We are often led and, if done correctly, we should be supported to work through the transitions that society impose on us – starting school, moving to secondary school, moving home etc., but it is often at times of independent transition when the gap between a child with additional needs and their peer group can feel enormous.

When a young child learns to ride a bike without stabilisers, when an older child begins having sleepovers with friends, when a teenager is allowed to go out without a parent; these are times that a child with extra needs can feel left out, less than able or unsuccessful.

Continuing to push the boundaries of what’s possible

In order to support anyone through a transition the most important thing is time. If we identify the transition in advance we can put in place the support, equipment, social stories, visits, opportunities or whatever else is required to make that transition as smooth as possible.

When the systems we have work, and the professionals involved understand and support the family appropriately, transition can be a stepping stone to further success and raising the level of potential.

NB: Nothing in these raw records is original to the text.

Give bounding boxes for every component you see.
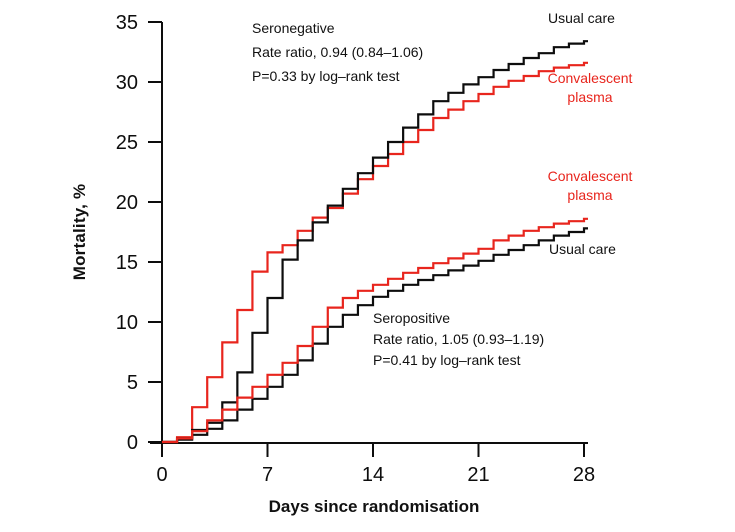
seronegative-p-value: P=0.33 by log–rank test — [252, 68, 400, 84]
y-tick-label-35: 35 — [116, 12, 138, 34]
x-axis-title: Days since randomisation — [268, 497, 480, 516]
x-tick-label-14: 14 — [362, 464, 384, 486]
curve-seronegative-usual-care — [162, 40, 588, 444]
seronegative-annotation-block: Seronegative Rate ratio, 0.94 (0.84–1.06… — [252, 16, 423, 88]
y-tick-label-0: 0 — [127, 432, 138, 454]
curve-seropositive-usual-care — [162, 227, 588, 444]
seropositive-group-title: Seropositive — [373, 310, 451, 326]
curve-label-seronegative-convalescent-plasma: Convalescent plasma — [547, 70, 633, 105]
seropositive-rate-ratio: Rate ratio, 1.05 (0.93–1.19) — [373, 331, 545, 347]
x-tick-label-0: 0 — [156, 464, 167, 486]
y-tick-label-20: 20 — [116, 192, 138, 214]
curve-label-seronegative-usual-care: Usual care — [548, 10, 615, 26]
y-tick-label-30: 30 — [116, 72, 138, 94]
y-tick-label-5: 5 — [127, 372, 138, 394]
seropositive-annotation-block: Seropositive Rate ratio, 1.05 (0.93–1.19… — [373, 308, 544, 371]
curve-label-seropositive-convalescent-plasma: Convalescent plasma — [547, 168, 633, 203]
seropositive-p-value: P=0.41 by log–rank test — [373, 352, 521, 368]
y-tick-label-25: 25 — [116, 132, 138, 154]
y-tick-label-10: 10 — [116, 312, 138, 334]
seronegative-group-title: Seronegative — [252, 20, 335, 36]
x-tick-label-7: 7 — [262, 464, 273, 486]
y-axis-title: Mortality, % — [70, 183, 89, 281]
x-tick-label-28: 28 — [573, 464, 595, 486]
x-tick-label-21: 21 — [467, 464, 489, 486]
curve-label-seropositive-usual-care: Usual care — [549, 241, 616, 257]
seronegative-rate-ratio: Rate ratio, 0.94 (0.84–1.06) — [252, 44, 424, 60]
y-tick-label-15: 15 — [116, 252, 138, 274]
curve-seronegative-convalescent-plasma — [162, 61, 588, 444]
curve-seropositive-convalescent-plasma — [162, 217, 588, 444]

We now live in a society that is supposed to ensure we are all treated equally and have equal opportunities, but for those with disability or extra needs life can feel like a long-distance hurdles race.

I have often heard that it feels like every stage or transition is ‘another battle,’ ‘another fight’ and another feeling of ‘starting again’ and having to “train” the professionals.

It should not be like this; we must have standardised ideas and assessments, but we must always remember we are all individuals, we are all different. We must be flexible in what we can offer and provide and work out what is needed for each individual child or young person to succeed.

Each transition should be bespoke and focus on the individual’s abilities, then the sky really is the limit.